On Thursday, February 23, at 5pm, join us for a special program at Retreat where interdisciplinary performing artist and Mellon Archives Innovation Fellow Yaw Agyeman will sing recipes published in the Ebony Cookbook – a seminal object in the Johnson Publishing Company’s magnum opus.
Embedded in the Johnson Publishing Library, the Ebony Cookbook is an important cultural artifact that enshrined a collection of recipes in the collective conscious of Black modern life in the 50s and 60s. The cookbook provides us intimate encounters with the culinary traditions of African American cuisine, which continue to – in many iterations informed by our own families’ traditions – grace so many of our dinner tables today. The cookbook was first published in 1948 by the editors of Johnson Publishing’s Ebony Magazine, one of the most widely read and influential publications for Black Americans during the mid-twentieth century.

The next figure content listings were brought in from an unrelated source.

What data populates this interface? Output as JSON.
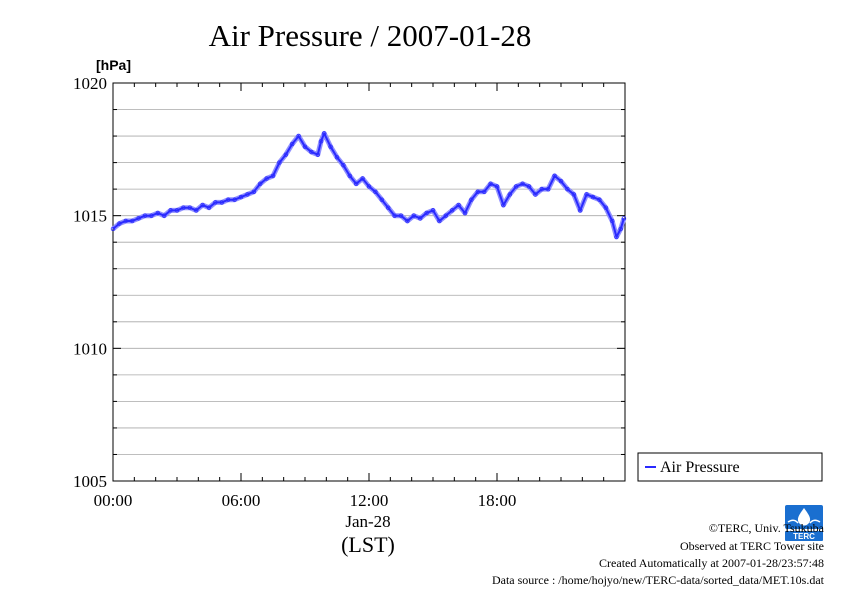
{
  "chart_data": {
    "type": "line",
    "title": "Air Pressure / 2007-01-28",
    "ylabel": "[hPa]",
    "ylim": [
      1005,
      1020
    ],
    "yticks": [
      1005,
      1010,
      1015,
      1020
    ],
    "ytick_labels": [
      "1005",
      "1010",
      "1015",
      "1020"
    ],
    "xlim": [
      0,
      24
    ],
    "xticks": [
      0,
      6,
      12,
      18
    ],
    "xtick_labels": [
      "00:00",
      "06:00",
      "12:00",
      "18:00"
    ],
    "date_label": "Jan-28",
    "xlabel": "(LST)",
    "grid": true,
    "legend_position": "right",
    "series": [
      {
        "name": "Air Pressure",
        "color": "#2a2aff",
        "points": [
          [
            0.0,
            1014.5
          ],
          [
            0.3,
            1014.7
          ],
          [
            0.6,
            1014.8
          ],
          [
            0.9,
            1014.8
          ],
          [
            1.2,
            1014.9
          ],
          [
            1.5,
            1015.0
          ],
          [
            1.8,
            1015.0
          ],
          [
            2.1,
            1015.1
          ],
          [
            2.4,
            1015.0
          ],
          [
            2.7,
            1015.2
          ],
          [
            3.0,
            1015.2
          ],
          [
            3.3,
            1015.3
          ],
          [
            3.6,
            1015.3
          ],
          [
            3.9,
            1015.2
          ],
          [
            4.2,
            1015.4
          ],
          [
            4.5,
            1015.3
          ],
          [
            4.8,
            1015.5
          ],
          [
            5.1,
            1015.5
          ],
          [
            5.4,
            1015.6
          ],
          [
            5.7,
            1015.6
          ],
          [
            6.0,
            1015.7
          ],
          [
            6.3,
            1015.8
          ],
          [
            6.6,
            1015.9
          ],
          [
            6.9,
            1016.2
          ],
          [
            7.2,
            1016.4
          ],
          [
            7.5,
            1016.5
          ],
          [
            7.8,
            1017.0
          ],
          [
            8.1,
            1017.3
          ],
          [
            8.4,
            1017.7
          ],
          [
            8.7,
            1018.0
          ],
          [
            9.0,
            1017.6
          ],
          [
            9.3,
            1017.4
          ],
          [
            9.6,
            1017.3
          ],
          [
            9.75,
            1017.8
          ],
          [
            9.9,
            1018.1
          ],
          [
            10.2,
            1017.6
          ],
          [
            10.5,
            1017.2
          ],
          [
            10.8,
            1016.9
          ],
          [
            11.1,
            1016.5
          ],
          [
            11.4,
            1016.2
          ],
          [
            11.7,
            1016.4
          ],
          [
            12.0,
            1016.1
          ],
          [
            12.3,
            1015.9
          ],
          [
            12.6,
            1015.6
          ],
          [
            12.9,
            1015.3
          ],
          [
            13.2,
            1015.0
          ],
          [
            13.5,
            1015.0
          ],
          [
            13.8,
            1014.8
          ],
          [
            14.1,
            1015.0
          ],
          [
            14.4,
            1014.9
          ],
          [
            14.7,
            1015.1
          ],
          [
            15.0,
            1015.2
          ],
          [
            15.3,
            1014.8
          ],
          [
            15.6,
            1015.0
          ],
          [
            15.9,
            1015.2
          ],
          [
            16.2,
            1015.4
          ],
          [
            16.5,
            1015.1
          ],
          [
            16.8,
            1015.6
          ],
          [
            17.1,
            1015.9
          ],
          [
            17.4,
            1015.9
          ],
          [
            17.7,
            1016.2
          ],
          [
            18.0,
            1016.1
          ],
          [
            18.3,
            1015.4
          ],
          [
            18.6,
            1015.8
          ],
          [
            18.9,
            1016.1
          ],
          [
            19.2,
            1016.2
          ],
          [
            19.5,
            1016.1
          ],
          [
            19.8,
            1015.8
          ],
          [
            20.1,
            1016.0
          ],
          [
            20.4,
            1016.0
          ],
          [
            20.7,
            1016.5
          ],
          [
            21.0,
            1016.3
          ],
          [
            21.3,
            1016.0
          ],
          [
            21.6,
            1015.8
          ],
          [
            21.9,
            1015.2
          ],
          [
            22.2,
            1015.8
          ],
          [
            22.5,
            1015.7
          ],
          [
            22.8,
            1015.6
          ],
          [
            23.1,
            1015.3
          ],
          [
            23.4,
            1014.8
          ],
          [
            23.6,
            1014.2
          ],
          [
            23.8,
            1014.5
          ],
          [
            23.95,
            1014.9
          ]
        ]
      }
    ]
  },
  "footer": {
    "copyright": "©TERC, Univ. Tsukuba",
    "observed": "Observed at TERC Tower site",
    "created": "Created Automatically at 2007-01-28/23:57:48",
    "source": "Data source : /home/hojyo/new/TERC-data/sorted_data/MET.10s.dat",
    "logo_text": "TERC"
  }
}
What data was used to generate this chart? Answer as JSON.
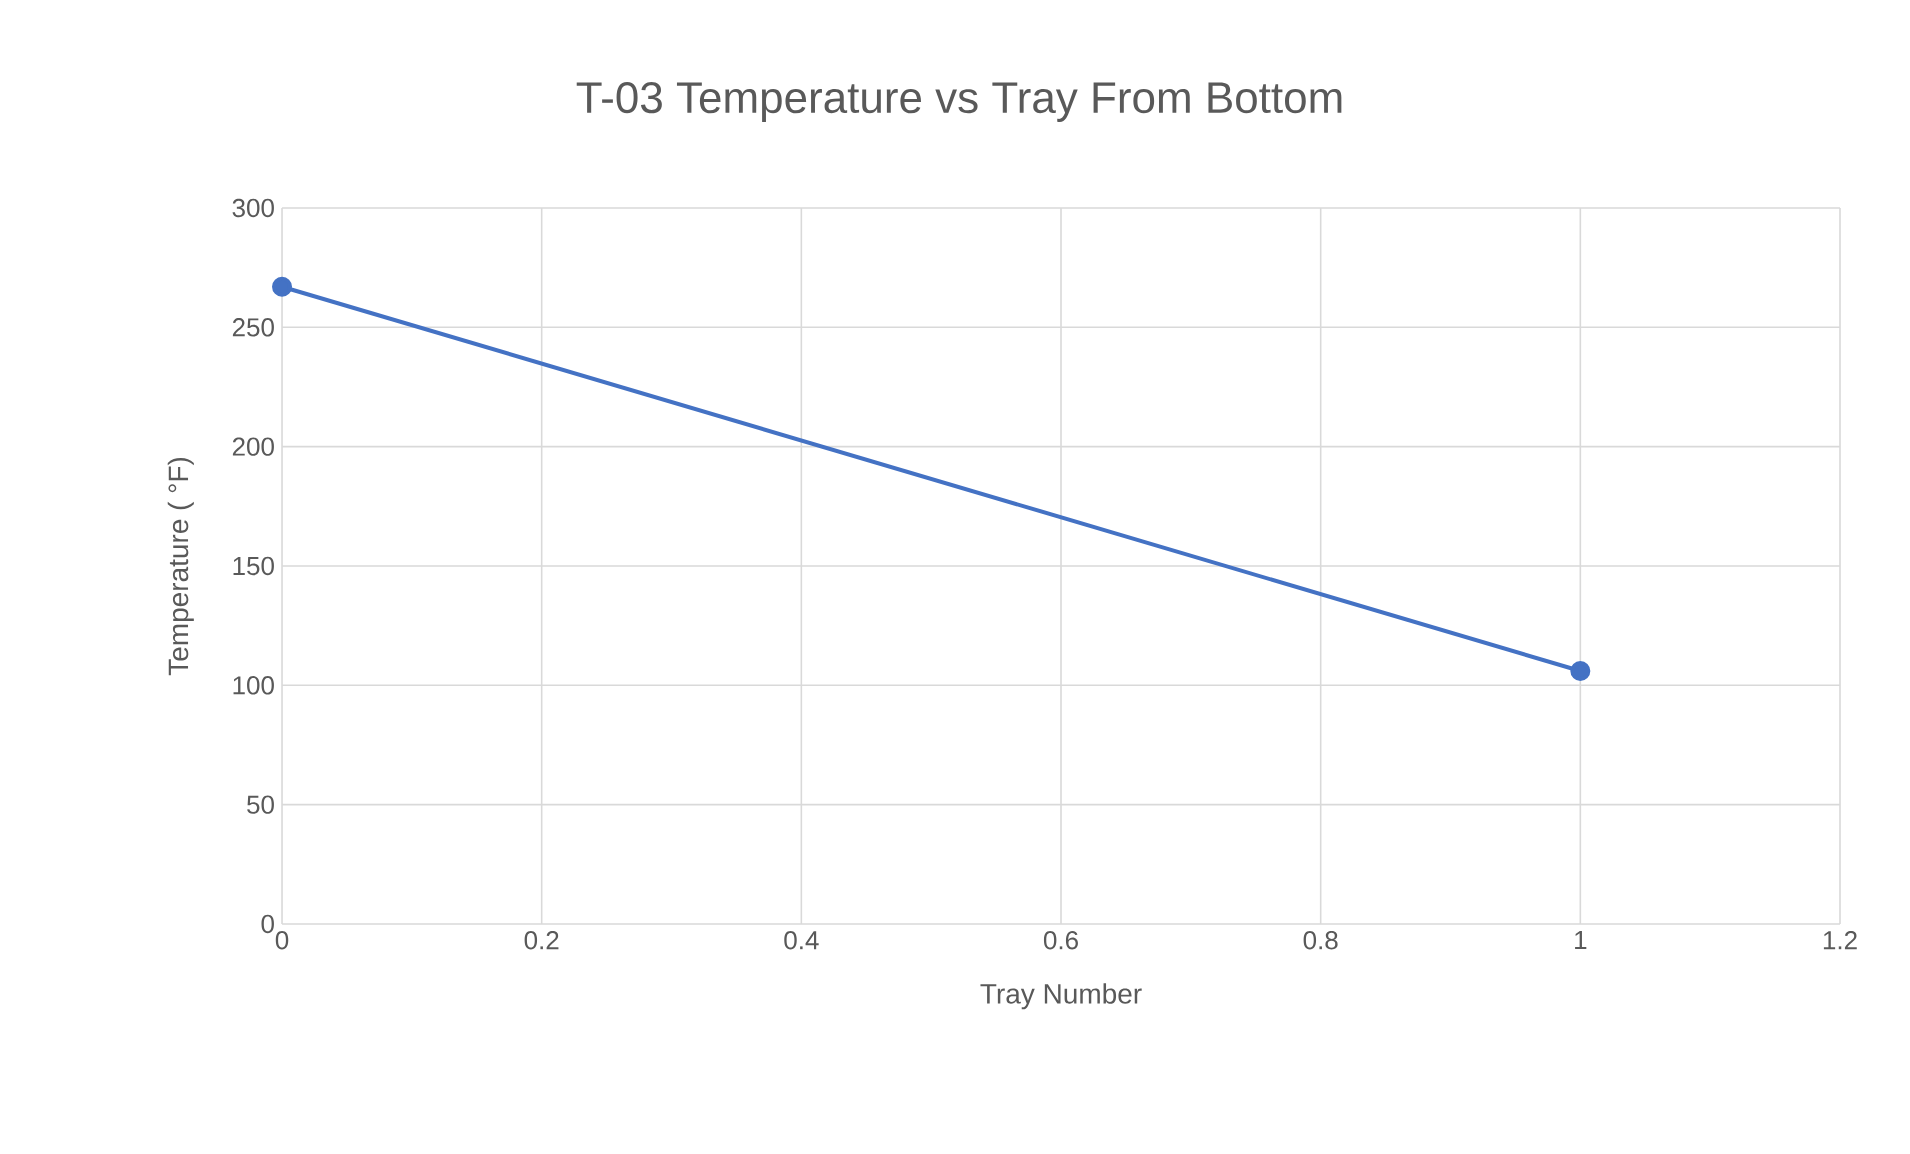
{
  "chart_data": {
    "type": "line",
    "title": "T-03 Temperature vs Tray From Bottom",
    "xlabel": "Tray Number",
    "ylabel": "Temperature ( °F)",
    "x": [
      0,
      1
    ],
    "series": [
      {
        "color": "#4472c4",
        "values": [
          267,
          106
        ]
      }
    ],
    "xlim": [
      0,
      1.2
    ],
    "xticks": [
      0,
      0.2,
      0.4,
      0.6,
      0.8,
      1,
      1.2
    ],
    "ylim": [
      0,
      300
    ],
    "yticks": [
      0,
      50,
      100,
      150,
      200,
      250,
      300
    ],
    "grid": true,
    "marker": "circle",
    "line_style": "solid"
  }
}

At a time when many African Americans faced limited opportunities and discrimination in mainstream media and society, the Ebony Cookbook offered a glimpse into the rich cultural heritage and traditions of Black Americans. The cookbook includes recipes for soul food, a cuisine that emerged from the fusion of West African, European, and Native American cooking techniques and ingredients. These recipes are not only delicious, but also reflect the creativity, resilience, and ingenuity of African Americans who were often forced to make do with limited resources.
About Yaw Agyeman
Yaw Agyeman is an interdisciplinary performing artist born in Chicago. Working primarily as a musician and sound designer, Agyeman additionally has an extensive theater background and photography practice. Agyeman’s work across genres addresses language as cultural currency and utilizes space to share music, community, and culture.
He has toured in the play Red, Black and Green: a blues (MAPP) and performed in the world premiere of the musical, Mister Chickee’s Funny Money (Chicago Children’s Theater). He has been featured on VH1’s Soul Cities as well as on the Africa Channel’s Soundtracks at Red Kiva. He is currently a member of the artistic collaboration Black Monks of Mississippi, headed by Theaster Gates. He has performed at the New Museum, the Mississippi Museum of Art, Haus der Kunst, the Hirshhorn Museum, the Venice Biennale, the Menil Collection, the Birmingham Museum of Art, White Cube, documenta 13, Art Basel Miami, and the Whitney Biennial.